As a doctor for Golden Valley, Diego became well acquainted with the health care needs of people who work the fields of the San Joaquin Valley and the urban poor in cities like Modesto and Merced. As the chief medical officer for the clinics, she oversaw care at more than 20 primary care clinics that serve more than 100,000 patients.
Diego dealt with challenges of referring out uninsured patients who needed surgery or specialty care. The clinics were also on the front line of managing patients stricken by the diabetes epidemic.
“There’s an ongoing problem with diabetes in the Central Valley,” Diego said. “We are getting smarter at diagnosing it better and getting them on medicine when they are pre-diabetic and making them aware of where the disease can take them if they don’t take care of themselves.”
Diego earned numerous awards and became noticed in political circles. She was appointed by then-Gov. Arnold Schwarzenegger to the Medical Board of California in 2010 and was reappointed by Gov. Jerry Brown.
A hitch in her career came after Golden Valley’s longtime chief executive officer, Michael Sullivan, retired in 2012. Diego says the new administration pushed the staff to see many more patients. Diego made a stand, saying that patient care would suffer, and she was fired.
As reported in The Modesto Bee, the personnel action triggered an exodus of Golden Valley staff members. At the time, Golden Valley said the patient visit goals were reasonable and would not affect the quality of care.
In nominating Diego for the John Darroch award, Dr.
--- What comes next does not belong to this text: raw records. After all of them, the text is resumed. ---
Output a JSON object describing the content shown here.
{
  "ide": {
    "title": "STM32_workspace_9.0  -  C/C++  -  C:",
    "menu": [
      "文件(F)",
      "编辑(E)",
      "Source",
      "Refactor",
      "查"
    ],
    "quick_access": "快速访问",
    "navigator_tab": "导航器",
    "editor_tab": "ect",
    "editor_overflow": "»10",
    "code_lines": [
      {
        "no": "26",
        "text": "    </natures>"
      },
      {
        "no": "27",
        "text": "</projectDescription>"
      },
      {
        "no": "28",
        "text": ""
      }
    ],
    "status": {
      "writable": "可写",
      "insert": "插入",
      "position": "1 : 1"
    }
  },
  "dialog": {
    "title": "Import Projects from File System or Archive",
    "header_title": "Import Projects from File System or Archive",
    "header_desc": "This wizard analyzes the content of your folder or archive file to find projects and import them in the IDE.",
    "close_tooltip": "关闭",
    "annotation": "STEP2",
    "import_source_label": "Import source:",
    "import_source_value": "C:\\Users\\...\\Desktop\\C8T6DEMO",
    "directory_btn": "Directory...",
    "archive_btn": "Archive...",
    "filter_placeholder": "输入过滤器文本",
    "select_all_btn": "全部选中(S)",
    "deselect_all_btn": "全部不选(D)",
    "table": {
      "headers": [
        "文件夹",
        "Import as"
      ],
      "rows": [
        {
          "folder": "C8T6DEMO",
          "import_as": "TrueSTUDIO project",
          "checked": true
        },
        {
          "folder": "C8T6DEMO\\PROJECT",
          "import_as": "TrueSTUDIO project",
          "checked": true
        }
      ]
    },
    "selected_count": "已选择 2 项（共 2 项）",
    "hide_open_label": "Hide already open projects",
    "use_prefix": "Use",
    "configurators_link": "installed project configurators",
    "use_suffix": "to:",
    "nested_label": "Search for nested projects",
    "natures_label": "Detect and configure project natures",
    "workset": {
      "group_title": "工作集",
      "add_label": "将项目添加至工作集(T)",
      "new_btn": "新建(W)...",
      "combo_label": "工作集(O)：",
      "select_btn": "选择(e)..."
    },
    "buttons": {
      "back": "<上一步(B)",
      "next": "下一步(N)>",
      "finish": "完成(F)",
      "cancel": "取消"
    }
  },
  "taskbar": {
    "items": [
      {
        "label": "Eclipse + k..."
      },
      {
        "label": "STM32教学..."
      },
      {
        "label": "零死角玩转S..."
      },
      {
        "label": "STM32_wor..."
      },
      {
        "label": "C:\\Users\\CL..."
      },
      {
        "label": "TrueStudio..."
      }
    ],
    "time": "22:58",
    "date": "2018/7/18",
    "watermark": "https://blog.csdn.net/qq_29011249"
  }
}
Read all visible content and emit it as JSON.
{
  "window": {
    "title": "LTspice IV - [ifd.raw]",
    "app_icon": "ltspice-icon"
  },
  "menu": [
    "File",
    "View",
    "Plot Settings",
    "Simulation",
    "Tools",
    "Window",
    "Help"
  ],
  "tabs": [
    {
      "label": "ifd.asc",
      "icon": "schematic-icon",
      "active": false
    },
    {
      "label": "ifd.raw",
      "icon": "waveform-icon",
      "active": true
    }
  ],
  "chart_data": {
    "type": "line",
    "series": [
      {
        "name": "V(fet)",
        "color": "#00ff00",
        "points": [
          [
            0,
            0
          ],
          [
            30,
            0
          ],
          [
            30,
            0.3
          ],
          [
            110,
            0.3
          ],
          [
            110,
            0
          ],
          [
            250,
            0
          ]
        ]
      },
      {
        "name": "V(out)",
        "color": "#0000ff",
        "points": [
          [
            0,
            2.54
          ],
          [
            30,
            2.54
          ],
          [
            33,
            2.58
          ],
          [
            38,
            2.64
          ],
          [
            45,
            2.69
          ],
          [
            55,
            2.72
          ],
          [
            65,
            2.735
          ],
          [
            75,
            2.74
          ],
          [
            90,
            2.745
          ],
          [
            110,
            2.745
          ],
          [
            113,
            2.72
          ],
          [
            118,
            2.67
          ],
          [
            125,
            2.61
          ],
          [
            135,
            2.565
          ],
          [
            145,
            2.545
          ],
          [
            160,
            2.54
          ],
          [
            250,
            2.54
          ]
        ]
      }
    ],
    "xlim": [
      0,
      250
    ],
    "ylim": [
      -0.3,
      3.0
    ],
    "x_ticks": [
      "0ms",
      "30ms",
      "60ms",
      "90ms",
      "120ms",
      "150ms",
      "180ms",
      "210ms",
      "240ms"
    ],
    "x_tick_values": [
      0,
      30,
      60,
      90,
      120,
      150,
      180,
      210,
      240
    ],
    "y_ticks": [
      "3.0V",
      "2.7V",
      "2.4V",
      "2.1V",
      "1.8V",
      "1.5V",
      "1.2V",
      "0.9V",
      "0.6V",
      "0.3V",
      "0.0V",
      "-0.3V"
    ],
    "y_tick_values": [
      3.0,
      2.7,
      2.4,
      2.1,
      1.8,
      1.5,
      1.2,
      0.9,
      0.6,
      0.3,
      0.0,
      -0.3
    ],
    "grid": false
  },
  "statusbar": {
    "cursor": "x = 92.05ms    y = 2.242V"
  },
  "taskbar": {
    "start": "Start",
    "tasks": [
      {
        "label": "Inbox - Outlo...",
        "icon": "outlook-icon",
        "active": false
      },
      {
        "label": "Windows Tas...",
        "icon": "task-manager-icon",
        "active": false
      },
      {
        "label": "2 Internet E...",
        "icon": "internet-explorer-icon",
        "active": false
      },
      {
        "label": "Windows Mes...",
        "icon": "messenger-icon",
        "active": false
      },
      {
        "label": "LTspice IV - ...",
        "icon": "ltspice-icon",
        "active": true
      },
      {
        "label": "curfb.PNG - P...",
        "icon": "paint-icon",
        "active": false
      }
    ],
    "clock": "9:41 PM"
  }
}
Kathleen Eve of Modesto said she respected Diego for her courage. “This impressed me as too many times we are pushed to make medicine a successful business,” Eve said. “Her heart is with the indigent, and she continues that with her private practice.”
Dr. Lisa Gil and some other colleagues from Golden Valley joined Diego at Family First Medical Care to practice medicine without the bureaucracy of a large organization.
“It has allowed me to be in closer contact with patients,” Diego said. “We make the decisions on how we provide care.”
The Modesto practice has an emphasis on care for the entire family. Most patients are women and children, though some of the dads come in as well, Diego said. “We see many patients needing prenatal care and we deliver babies.”
Family First has to follow the policies of large insurance companies and public health programs, but she and her partner have figured out the business side of the practice, she said.
One of the biggest challenges facing the Central Valley is a shortage of physicians, which becomes more acute when retiring doctors are not replaced.
Diego is a member of Latino Physicians of California whose goal is to develop more physicians from that ethnic community. It is working with Kaiser Permanente on a pilot program to help Latino college students with applications to medical schools.
Diego’s family will make an addition to the next generation of physicians. Her oldest son, Jose, is a second-year surgery resident at a program in Bakersfield. Her daughter, Stephanie, is a dental student at UCLA.
Diego chose to practice in the Valley partly to satisfy the terms of forgivable loans for new physicians who work in underserved areas. But she could have left for greener pastures after satisfying the commitment.
“If I had left, I would have gone to a community like this,” Diego said. “I was not seeking the big city.”